Celebrating National Nurses Day
Today marks the first day of National Nurses Week honoring our Nation’s caregivers. We would like to give a big thank you to all registered nurses and especially to our senior caregivers.
National Nurses Week is celebrated the week of Florence Nightingale’s birthday on May 12th. Florence Nightingale, born in 1820 and died in 1910, was an English social reformer and statistician and the founder of modern nursing.
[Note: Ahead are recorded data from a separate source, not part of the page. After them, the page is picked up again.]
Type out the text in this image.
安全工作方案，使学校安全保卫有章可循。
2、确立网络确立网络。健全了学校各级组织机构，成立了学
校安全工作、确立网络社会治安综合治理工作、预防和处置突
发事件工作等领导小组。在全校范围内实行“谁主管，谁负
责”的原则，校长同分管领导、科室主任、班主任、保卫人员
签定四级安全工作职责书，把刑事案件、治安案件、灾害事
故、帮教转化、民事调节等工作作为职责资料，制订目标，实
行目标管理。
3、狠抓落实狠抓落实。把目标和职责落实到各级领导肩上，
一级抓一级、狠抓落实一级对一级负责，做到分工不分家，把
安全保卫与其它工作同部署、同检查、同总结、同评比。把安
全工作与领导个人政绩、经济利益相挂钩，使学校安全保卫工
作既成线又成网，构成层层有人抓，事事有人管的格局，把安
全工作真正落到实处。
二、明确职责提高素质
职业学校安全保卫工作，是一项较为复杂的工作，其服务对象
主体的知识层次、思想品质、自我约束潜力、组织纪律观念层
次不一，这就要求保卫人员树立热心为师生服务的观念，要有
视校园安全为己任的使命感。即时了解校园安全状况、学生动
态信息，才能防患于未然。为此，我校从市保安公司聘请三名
“I solemnly pledge myself before God and in the presence of this assembly, to pass my life in purity and to practice my profession faithfully. I will abstain from whatever is deleterious and mischievous, and will not take or knowingly administer any harmful drug. I will do all in my power to maintain and elevate the standard of my profession, and will hold in confidence all personal matters committed to my keeping and all family affairs coming to my knowledge in the practice of my calling. With loyalty will I endeavor to aid the physician in his work, and devote myself to the welfare of those committed to my care.” – Florence Nightingale’s Pledge as the founder of modern nursing.
United States Representative, Frances P Bolton, sponsored a bill for National Nurses Day in 1955, a year after the 100th anniversary of Florence Nightingale’s mission to Crimea. Unfortunately the bill saw no action from the government.
It wasn’t until March 25, 1982, when President Ronald Reagan signed a proclamation that National Nurses week started to become a nationally celebrated day.
This coming week, tell your nurse, your mother who is a nurse or your friend, Happy Nurses Week and say thanks for all that they do!